Madfinger game goes free on iOS, piracy to blame like on Android?

Madfinger game goes free on iOS, piracy to blame like on Android?

Summary: When the Android game Dead Trigger went from $0.99 to free, Madfinger Games blamed "unbelievably high" piracy rates. Now the company has released the iOS version for free as well, but is it due to piracy again?

Madfinger game goes free on iOS too, piracy to blame again?

Madfinger Games last week announced the relaunch of its game Dead Trigger, a zombie FPS for smartphones, as a free Android app. The company blamed "unbelievably high" and "soooo giant" piracy rates on Google's mobile platform. On Monday, the company did the same for the iOS version of its game. As a result, you can now download the game for free from the official Apple App Store:

So, is Madfinger blaming piracy for the iOS relaunch like they did for the Android one? Not exactly. On the company's Facebook Page, which was used to criticize for Android piracy rates, the announcement was straightforward and didn't really explain much:

Great news, guys! DEAD TRIGGER is avalaible for free on the AppStore now! Moreover update 1.1.2 is finally out and should be visible on the AppStore for the moment. Enjoy!

Maybe the company just wanted to offer both version for free. Either way, the company still considers piracy to be a problem on both Android and iOS. Here's what Madfinger CEO Marek Raba told GameZebo:

There are several myths about pirates. When I read the forums, I get tired of the excuses for downloading the game for free. The most typical example is made by players who allegedly download a pirated copy because a demo version did not exist to try, allowing them to decide whether or not they wanted to buy it. In our case, that’s simply not true. Some of our games have demos, but the piracy rate was same for games with demo as for games without.

Another one often repeated is that, while they might have a jailbroken device, they still buy games anyway. Then I do not understand how the number of pirates on iOS is comparable with the amount of jailbroken devices. Of course, I know that some jailbreak users are paying for games as well, but could it be around 1% at the most?

Another ridiculous comment is that developers of games should attend more to their games by providing new upgrades, contents, etc, to protect their games from piracy. In my opinion, the amount of piracy is equal to how easy the pirating is, and the game developer has nothing to do with it. It is really very sad for us and the gaming industry that with a few clicks of a mouse (err.. touches), a user can install the game and use it for free. It‘s definitely more easy than setting up an account on iTunes or Google Play, filling out large forms and answering all security questions.

Dead Trigger was originally available for $0.99. When it became free on Android, many Dead Trigger users who paid for the game began posting angry one-star reviews on the app's Google Play store webpage.
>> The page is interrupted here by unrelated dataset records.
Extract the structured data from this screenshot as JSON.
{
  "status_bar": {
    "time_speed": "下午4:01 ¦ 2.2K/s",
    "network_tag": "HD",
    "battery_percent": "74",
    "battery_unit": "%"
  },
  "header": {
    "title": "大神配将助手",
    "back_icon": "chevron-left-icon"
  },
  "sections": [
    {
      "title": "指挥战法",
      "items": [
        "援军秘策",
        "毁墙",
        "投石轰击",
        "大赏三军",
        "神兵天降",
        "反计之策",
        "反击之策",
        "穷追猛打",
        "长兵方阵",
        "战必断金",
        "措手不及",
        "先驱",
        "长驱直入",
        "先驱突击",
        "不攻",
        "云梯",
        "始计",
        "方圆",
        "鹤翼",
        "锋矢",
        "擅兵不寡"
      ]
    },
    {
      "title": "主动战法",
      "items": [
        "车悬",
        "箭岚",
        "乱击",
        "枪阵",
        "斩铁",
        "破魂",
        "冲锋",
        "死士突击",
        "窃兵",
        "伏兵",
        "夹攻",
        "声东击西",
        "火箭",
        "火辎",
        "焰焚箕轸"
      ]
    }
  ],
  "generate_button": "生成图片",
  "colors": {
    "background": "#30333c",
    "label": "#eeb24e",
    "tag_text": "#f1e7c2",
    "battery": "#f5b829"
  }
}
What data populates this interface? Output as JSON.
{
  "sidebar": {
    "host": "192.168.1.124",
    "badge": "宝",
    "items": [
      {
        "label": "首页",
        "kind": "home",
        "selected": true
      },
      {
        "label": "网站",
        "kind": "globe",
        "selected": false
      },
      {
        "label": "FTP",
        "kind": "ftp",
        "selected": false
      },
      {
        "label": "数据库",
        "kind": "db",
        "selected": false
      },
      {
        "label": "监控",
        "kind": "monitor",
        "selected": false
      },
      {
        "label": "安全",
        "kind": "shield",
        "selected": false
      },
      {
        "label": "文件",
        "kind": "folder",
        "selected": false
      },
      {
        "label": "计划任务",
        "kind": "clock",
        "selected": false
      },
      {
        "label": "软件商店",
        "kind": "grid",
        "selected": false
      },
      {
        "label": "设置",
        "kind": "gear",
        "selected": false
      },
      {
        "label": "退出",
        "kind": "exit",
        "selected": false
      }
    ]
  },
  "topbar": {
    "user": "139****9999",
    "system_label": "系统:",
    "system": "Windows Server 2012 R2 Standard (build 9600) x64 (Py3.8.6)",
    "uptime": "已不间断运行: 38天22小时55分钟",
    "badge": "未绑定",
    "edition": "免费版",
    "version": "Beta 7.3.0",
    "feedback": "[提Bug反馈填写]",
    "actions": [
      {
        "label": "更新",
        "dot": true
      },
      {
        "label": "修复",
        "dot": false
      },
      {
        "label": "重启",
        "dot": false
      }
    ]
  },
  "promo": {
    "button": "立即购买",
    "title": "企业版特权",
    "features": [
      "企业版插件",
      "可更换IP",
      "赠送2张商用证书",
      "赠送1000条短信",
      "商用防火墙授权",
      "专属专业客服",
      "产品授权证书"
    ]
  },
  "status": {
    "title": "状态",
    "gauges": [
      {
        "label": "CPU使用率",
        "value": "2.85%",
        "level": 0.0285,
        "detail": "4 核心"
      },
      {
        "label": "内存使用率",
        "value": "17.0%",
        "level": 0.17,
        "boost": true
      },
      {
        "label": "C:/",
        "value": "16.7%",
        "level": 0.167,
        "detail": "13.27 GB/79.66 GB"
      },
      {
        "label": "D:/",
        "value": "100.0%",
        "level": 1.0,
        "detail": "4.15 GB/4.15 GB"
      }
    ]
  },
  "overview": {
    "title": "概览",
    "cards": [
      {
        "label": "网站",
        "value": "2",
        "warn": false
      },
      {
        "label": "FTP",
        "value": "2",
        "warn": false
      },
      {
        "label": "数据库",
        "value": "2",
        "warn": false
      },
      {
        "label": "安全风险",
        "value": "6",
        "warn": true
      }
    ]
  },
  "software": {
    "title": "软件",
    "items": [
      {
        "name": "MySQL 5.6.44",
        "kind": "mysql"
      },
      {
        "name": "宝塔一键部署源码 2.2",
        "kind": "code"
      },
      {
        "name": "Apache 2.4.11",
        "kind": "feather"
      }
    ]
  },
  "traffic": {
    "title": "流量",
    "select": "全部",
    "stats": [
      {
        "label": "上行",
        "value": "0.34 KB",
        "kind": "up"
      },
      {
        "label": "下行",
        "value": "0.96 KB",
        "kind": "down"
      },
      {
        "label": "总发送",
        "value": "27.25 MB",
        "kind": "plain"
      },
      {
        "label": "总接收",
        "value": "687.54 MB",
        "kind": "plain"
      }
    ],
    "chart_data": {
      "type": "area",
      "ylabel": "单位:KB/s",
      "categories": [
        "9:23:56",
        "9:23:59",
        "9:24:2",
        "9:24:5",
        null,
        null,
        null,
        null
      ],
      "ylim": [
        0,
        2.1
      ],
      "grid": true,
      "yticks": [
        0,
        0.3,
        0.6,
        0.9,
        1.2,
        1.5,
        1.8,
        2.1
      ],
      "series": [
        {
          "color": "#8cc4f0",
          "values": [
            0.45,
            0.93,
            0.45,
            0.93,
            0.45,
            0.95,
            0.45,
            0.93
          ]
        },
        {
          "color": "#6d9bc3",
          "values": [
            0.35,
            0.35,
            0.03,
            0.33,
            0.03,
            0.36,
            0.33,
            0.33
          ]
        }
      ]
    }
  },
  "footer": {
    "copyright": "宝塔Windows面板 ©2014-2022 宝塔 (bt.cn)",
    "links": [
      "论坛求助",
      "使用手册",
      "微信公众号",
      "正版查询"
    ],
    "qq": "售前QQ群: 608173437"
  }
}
The same hasn't happened on the app's App Store webpage, yet.

Piracy is a serious problem for both platforms, but the general consensus is that the issue is much more serious on Google's Android than it is on Apple's iOS (see also iOS app developer: Android is designed for piracy). Some say this is because Apple users are simply more willing to spend money than Google users. Others believe that since Android has a larger market share, it also has a larger group of pirates.

I think the problem comes down to a much lower barrier to entry: on Android, you can sideload apps after changing a setting in the operating system, while iOS requires you to first jailbreak the operating system. Either way, as Raba points out, it's still relatively easy to pirate apps on both platforms when compared to setting up an account to get them legally.

See also:

Topics: Piracy, Apple, Apps, iOS, iPhone, Mobile OS, Security

Emil Protalinski

About Emil Protalinski

Emil is a freelance journalist writing for CNET and ZDNet. Over the years,
he has covered the tech industry for multiple publications, including Ars
Technica, Neowin, and TechSpot.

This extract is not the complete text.